Can the .lights property of any of the materials be changed, or is it strictly an indicator to the renderer about whether the shader supports lights?

Can the .lights property of any of the materials be changed

The .lights property can be changed for ShaderMaterial and RawShaderMaterial only.

is it strictly an indicator to the renderer about whether the shader supports lights?

It is that, too.

Duplicate of #10491

@Mugen87 @WestLangley

Have we seen anyone sharing a compelling example for material.lights to exist?

Seems to me that it's an "abstraction leak" from WebGLRenderer:

https://github.com/mrdoob/three.js/blob/dev/src/renderers/WebGLRenderer.js#L1604
https://github.com/mrdoob/three.js/blob/dev/src/renderers/WebGLRenderer.js#L1670
https://github.com/mrdoob/three.js/blob/dev/src/renderers/WebGLRenderer.js#L1854

We could achieve the same by adding this to WebGLRenderer:

var usesLights = material.isMeshLambertMaterial || material.isMeshPhongMaterial || material.isToonMaterial || material.isStandardMaterial;

Add ShadowMaterial to your list?

So, .lights would only be a property of ShaderMaterial?
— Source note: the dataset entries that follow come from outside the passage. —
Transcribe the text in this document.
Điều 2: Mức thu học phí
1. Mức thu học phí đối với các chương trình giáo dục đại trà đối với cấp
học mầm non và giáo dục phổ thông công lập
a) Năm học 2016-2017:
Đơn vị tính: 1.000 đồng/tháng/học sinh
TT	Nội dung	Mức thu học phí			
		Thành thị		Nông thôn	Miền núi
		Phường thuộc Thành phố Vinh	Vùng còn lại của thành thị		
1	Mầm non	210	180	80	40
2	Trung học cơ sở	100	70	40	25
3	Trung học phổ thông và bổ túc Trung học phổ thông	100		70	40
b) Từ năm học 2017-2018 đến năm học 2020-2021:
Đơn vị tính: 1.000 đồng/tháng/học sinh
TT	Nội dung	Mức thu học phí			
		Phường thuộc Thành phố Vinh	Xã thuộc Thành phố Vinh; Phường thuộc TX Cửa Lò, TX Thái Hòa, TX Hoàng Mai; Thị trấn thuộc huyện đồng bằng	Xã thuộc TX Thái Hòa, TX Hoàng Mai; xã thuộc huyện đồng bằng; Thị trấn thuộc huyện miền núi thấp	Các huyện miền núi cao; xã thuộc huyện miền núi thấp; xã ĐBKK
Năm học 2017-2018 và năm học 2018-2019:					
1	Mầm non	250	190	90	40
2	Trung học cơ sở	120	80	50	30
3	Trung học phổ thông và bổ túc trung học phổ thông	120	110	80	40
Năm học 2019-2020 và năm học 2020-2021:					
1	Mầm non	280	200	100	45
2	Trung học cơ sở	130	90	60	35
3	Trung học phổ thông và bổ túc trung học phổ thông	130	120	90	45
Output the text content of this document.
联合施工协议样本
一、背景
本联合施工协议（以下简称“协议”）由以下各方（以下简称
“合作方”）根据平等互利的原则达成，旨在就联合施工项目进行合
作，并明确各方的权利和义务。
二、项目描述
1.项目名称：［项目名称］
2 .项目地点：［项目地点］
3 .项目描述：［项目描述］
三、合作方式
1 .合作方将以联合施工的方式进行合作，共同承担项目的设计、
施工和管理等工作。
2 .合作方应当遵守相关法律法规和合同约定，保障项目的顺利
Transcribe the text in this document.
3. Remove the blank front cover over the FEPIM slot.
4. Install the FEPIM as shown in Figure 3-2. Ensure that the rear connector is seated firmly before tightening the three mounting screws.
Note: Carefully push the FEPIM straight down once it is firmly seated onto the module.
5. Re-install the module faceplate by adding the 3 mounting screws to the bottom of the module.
Unless I am missing something, that sounds like a good idea to me.

I would love to see this issue fixed since users frequently think it's okay to configure .lights on app level.

Yeah, defining .lights in ShaderMaterial and enhancing WebGLRenderer seems a proper solution to me.

Add ShadowMaterial to your list?

Yes!

So, .lights would only be a property of ShaderMaterial? Unless I am missing something, that sounds like a good idea to me.

Ah, yeah, I guess that's the only case it's actually useful.

var usesLights = material.isMeshLambertMaterial || material.isMeshPhongMaterial || 
    material.isToonMaterial || material.isStandardMaterial || material.isShadowMaterial ||
    ( material.isShaderMaterial && material.lights === true );

How about make a new function in WebGLRenderer and use it in the mentioned places? Something like:

function materialNeedsLights( material ) {

    return material.isMeshLambertMaterial || material.isMeshPhongMaterial || 
    material.isToonMaterial || material.isStandardMaterial || material.isShadowMaterial ||
    ( material.isShaderMaterial && material.lights === true );

}

The notation is similar to the functions in WebGLTexture (e.g. textureNeedsPowerOfTwo()).

BTW: The test for material.isToonMaterial is actually not necessary since it's derived from MeshPhongMaterial.
https://jsfiddle.net/9hL5p6q7/

I thought we wanted to make WebGLRenderer material agnostic... That is, avoid handling built-in materials as special cases.

This could be achieved at a later point, too. The proposed refactoring would be a good solution in order to finally solve the .lights issue.

Yeah, step by step. @Mugen87 That method looks good!